A single V2 had 3 graphics chips: one for the pixel processor, and a pair of texture processors...

Unlike the nVidia TNT approach which integrated all three "units" in a single, larger chip.
 
Understood. Usually when it comes to multichip and 3dfx, my mind usually hops to SLI, hence the confusion.
 
SLI only means that the two chips/boards share the framebuffer so that one renders all odd lines and the other one all even lines. V5 employs a similar scheme, but it's stripes of multiple lines interleaved.

It would have been possible to put multiple 'chuck'/'bruce' (PixelFX/TexelFX in Voodoo Graphics) combinations on one board, but noone did that.
 
Ailuros said:
3dfx, for example, was very successful with the multi-chip approach with the original Voodoo and Voodoo Graphics. Not so succssful with the VSA-100.
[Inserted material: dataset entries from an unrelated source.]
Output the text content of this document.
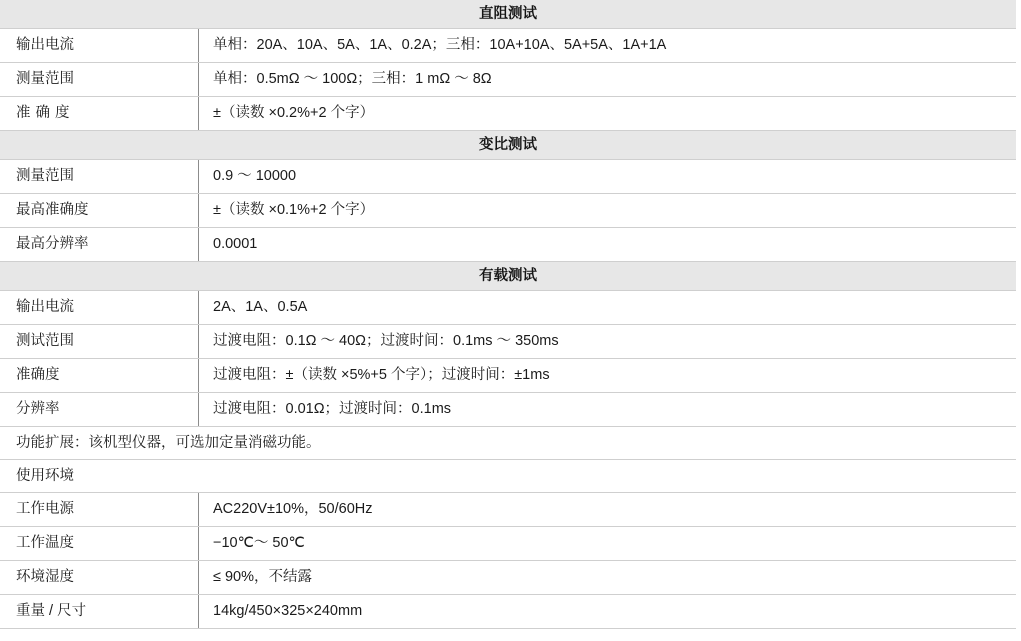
直阻测试
输出电流	单相：20A、10A、5A、1A、0.2A；三相：10A+10A、5A+5A、1A+1A
测量范围	单相：0.5mΩ ～ 100Ω；三相：1 mΩ ～ 8Ω
准 确 度	±（读数 ×0.2%+2 个字）
变比测试
测量范围	0.9 ～ 10000
最高准确度	±（读数 ×0.1%+2 个字）
最高分辨率	0.0001
有载测试
输出电流	2A、1A、0.5A
测试范围	过渡电阻：0.1Ω ～ 40Ω；过渡时间：0.1ms ～ 350ms
准确度	过渡电阻：±（读数 ×5%+5 个字）；过渡时间：±1ms
分辨率	过渡电阻：0.01Ω；过渡时间：0.1ms
功能扩展：该机型仪器，可选加定量消磁功能。
使用环境
工作电源	AC220V±10%，50/60Hz
工作温度	−10℃～ 50℃
环境湿度	≤ 90%，不结露
重量 / 尺寸	14kg/450×325×240mm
Small difference: V2= two VGA's in SLI, VSA100= multichip. I paid almost 600$ back then for the two V2's, but then again there wasn't actually anything comparable around that could beat a setup like that back then.
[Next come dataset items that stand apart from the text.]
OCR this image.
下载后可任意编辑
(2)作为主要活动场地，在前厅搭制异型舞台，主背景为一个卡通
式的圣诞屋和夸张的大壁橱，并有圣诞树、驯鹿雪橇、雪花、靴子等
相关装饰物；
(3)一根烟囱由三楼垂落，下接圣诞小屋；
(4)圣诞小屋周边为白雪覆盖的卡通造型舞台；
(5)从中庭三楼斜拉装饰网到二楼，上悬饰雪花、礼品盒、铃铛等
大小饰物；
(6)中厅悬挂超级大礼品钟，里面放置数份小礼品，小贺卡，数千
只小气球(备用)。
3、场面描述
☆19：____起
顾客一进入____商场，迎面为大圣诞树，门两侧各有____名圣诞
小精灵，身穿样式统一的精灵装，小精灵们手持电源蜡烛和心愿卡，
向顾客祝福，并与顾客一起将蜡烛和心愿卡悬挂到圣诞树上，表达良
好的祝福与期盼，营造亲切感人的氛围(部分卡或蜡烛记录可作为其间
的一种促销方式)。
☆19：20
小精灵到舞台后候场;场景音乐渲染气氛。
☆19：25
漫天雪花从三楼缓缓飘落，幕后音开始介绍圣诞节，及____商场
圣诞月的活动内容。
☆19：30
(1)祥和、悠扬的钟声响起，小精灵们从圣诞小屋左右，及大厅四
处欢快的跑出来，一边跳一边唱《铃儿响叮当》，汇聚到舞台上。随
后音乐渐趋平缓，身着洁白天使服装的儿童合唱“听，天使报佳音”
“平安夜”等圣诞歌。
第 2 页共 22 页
In retrospec I have no intention to exceed the 300-400 upper threshold in a best case scenario nowadays. If IHV's don't solve one way or the other the problem with the ram "dependancy" for each chip, I don't think it'll be affordable. If you need today 128MB onboard ram on a >mainstream card, then you have to multiply that amount of ram times the chips the multichip sollution will use.

An interesting idea I read about in another forum was a separate geometry processor for example, yet still on the same die as the raster. Something like an "integrated" co-processor. I can't explain it any better and I have no idea if it's feasable either.
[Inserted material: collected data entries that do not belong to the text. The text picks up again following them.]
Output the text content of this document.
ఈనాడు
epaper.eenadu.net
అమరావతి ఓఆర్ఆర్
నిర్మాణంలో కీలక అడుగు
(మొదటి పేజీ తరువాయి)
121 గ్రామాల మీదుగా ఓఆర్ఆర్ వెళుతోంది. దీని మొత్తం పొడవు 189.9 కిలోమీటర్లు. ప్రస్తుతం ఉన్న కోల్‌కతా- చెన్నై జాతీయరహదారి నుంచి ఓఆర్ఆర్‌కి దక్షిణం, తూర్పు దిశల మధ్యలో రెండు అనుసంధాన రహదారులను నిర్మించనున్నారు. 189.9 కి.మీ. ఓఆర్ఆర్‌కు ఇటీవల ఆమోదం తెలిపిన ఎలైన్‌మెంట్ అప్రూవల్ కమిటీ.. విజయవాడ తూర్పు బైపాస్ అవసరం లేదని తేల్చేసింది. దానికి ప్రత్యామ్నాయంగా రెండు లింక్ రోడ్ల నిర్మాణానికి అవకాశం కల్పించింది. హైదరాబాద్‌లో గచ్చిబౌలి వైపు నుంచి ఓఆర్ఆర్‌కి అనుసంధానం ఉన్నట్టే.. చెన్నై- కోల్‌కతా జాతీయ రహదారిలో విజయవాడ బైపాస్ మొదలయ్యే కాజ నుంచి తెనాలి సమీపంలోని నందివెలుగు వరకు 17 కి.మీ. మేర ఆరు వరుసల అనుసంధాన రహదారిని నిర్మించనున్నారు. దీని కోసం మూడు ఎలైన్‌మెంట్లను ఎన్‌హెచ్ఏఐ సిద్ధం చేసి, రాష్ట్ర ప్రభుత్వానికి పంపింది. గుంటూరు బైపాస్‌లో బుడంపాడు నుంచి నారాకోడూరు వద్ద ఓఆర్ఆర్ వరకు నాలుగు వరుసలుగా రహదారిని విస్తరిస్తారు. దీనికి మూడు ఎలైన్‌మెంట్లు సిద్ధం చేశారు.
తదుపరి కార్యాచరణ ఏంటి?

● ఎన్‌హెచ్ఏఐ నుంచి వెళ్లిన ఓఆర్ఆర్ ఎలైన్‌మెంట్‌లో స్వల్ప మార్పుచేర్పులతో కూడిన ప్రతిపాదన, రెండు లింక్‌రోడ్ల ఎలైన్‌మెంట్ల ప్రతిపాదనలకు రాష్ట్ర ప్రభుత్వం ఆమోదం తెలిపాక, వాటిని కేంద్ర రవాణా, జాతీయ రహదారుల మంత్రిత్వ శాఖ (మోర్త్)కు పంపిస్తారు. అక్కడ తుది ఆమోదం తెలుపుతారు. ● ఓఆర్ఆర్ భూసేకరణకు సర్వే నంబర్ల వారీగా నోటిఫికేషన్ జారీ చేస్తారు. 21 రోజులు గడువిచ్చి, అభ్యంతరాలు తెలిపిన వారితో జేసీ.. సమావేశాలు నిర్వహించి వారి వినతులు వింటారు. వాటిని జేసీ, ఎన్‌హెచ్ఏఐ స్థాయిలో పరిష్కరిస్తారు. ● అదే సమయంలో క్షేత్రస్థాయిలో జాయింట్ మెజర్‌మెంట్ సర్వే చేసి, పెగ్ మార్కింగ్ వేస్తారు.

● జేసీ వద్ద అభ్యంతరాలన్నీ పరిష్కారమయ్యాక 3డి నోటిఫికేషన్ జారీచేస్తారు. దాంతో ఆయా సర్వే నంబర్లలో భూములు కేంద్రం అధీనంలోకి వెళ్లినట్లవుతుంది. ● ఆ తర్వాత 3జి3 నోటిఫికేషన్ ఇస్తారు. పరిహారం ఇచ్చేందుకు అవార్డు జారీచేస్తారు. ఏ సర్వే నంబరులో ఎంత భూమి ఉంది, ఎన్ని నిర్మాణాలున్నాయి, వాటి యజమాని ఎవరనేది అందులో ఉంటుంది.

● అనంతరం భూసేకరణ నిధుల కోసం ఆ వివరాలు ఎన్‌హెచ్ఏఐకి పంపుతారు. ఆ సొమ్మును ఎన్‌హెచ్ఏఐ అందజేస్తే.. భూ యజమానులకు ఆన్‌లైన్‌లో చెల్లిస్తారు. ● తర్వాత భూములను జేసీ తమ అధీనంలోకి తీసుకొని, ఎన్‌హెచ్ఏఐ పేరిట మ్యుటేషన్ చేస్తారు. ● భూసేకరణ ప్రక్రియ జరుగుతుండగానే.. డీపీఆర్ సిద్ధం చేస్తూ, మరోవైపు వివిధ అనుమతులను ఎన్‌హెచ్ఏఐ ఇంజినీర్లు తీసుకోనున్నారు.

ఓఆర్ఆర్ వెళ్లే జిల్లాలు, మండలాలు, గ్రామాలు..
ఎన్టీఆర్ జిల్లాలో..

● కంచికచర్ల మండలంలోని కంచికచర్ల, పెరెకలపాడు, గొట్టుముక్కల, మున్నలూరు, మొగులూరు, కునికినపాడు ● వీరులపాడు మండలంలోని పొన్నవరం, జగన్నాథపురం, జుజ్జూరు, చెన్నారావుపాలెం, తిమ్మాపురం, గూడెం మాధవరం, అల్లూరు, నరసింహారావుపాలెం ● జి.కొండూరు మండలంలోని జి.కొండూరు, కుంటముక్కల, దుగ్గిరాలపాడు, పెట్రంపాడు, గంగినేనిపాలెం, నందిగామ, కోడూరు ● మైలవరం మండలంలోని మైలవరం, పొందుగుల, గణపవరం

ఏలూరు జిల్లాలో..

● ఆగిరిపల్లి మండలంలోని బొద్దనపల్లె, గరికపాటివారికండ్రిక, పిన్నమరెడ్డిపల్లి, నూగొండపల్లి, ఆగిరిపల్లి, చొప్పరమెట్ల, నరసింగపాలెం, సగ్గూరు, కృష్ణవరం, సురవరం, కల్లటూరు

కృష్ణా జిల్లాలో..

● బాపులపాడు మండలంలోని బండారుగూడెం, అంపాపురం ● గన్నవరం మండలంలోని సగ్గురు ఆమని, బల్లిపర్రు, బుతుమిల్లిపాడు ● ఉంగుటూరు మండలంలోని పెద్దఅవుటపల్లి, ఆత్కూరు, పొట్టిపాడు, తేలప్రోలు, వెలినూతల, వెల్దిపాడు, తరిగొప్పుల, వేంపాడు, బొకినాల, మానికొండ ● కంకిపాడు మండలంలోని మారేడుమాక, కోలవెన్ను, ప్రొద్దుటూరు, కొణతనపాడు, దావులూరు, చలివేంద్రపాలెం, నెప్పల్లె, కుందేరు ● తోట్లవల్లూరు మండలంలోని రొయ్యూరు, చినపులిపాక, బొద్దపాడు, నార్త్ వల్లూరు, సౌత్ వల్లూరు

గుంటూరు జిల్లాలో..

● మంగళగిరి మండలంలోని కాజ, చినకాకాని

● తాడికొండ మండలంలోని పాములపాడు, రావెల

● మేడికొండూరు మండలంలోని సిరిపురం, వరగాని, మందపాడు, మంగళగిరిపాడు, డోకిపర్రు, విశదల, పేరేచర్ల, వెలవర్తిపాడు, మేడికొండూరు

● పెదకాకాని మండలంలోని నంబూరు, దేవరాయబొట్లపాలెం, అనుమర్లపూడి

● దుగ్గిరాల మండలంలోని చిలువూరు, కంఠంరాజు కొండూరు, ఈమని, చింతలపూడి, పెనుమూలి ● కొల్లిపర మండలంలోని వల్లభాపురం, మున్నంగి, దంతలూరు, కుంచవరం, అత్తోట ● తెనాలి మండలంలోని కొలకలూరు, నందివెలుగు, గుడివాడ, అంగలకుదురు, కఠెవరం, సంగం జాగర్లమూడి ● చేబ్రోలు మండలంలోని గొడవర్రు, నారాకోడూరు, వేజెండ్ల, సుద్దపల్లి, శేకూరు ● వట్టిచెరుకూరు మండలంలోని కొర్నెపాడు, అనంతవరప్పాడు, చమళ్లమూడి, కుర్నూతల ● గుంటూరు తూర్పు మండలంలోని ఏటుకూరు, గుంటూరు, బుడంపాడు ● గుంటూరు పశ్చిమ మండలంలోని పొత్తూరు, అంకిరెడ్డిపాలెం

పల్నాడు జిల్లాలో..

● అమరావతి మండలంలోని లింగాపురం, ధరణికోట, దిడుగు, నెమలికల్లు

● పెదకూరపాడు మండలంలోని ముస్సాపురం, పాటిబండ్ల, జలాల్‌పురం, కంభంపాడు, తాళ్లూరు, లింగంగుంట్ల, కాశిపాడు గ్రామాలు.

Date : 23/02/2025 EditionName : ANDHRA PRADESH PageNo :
Ram was a lot more expensive then--and a lot slower. That was the cost barrier, IMO.
 
Xmas said:
SLI only means that the two chips/boards share the framebuffer so that one renders all odd lines and the other one all even lines. V5 employs a similar scheme, but it's stripes of multiple lines interleaved.

It would have been possible to put multiple 'chuck'/'bruce' (PixelFX/TexelFX in Voodoo Graphics) combinations on one board, but noone did that.

Well, 1 company did, and that was Quantum3D. Of course these weren't consumer cards and obviously were hellishly expensive.

A single Voodoo 2 card was actually only a little bit slower than a SLI 2 TMU Voodoo 1.
 
elroy said:
It seems to me that one of the biggest problems with making a graphics chip these days is the .13 um process. Firstly, there was/is the NV30 debacle, and now it looks like the R400 might be pushed back to next year. Both of these circumstances are a result of an immature .13 um process.

You state that R400 is late because of .13. Don't you think you should state that's speculation? If Ati is late it's more likely the design is just taking longer than they thought. It happens with the majority of product development cycles.
 
3dcgi said:
elroy said:
It seems to me that one of the biggest problems with making a graphics chip these days is the .13 um process. Firstly, there was/is the NV30 debacle, and now it looks like the R400 might be pushed back to next year. Both of these circumstances are a result of an immature .13 um process.

You state that R400 is late because of .13. Don't you think you should state that's speculation? If Ati is late it's more likely the design is just taking longer than they thought. It happens with the majority of product development cycles.

3dcgi,

I thought i sort of alluded to it being speculation when I said looks like and might. I was in no way confirming it.

Everyone,

When I started the topic, I wasn't really trying to target any specific products, but rather the tech. processes themselves. In the case of .13 um, it looks like it is a bitch to produce a LARGE chip (greater than 100 mill transistors). And I think there's been reports of problems with .09 um, hasn't there? I think everyone thought that TSMC would have the problems with .13 um sorted out by now, but it looks like the low-k process is nowhere near ready to go (And the rumour is R400 won't come out 'til low-k is ready :( ). And don't the problems only get worse if you go even smaller? So to get around this, I believe the logical conclusion, in the short term at least, is to go multichip. Once the fabs can get everything sorted out in regards to new processes in a timely manner, this thinking will probably change again.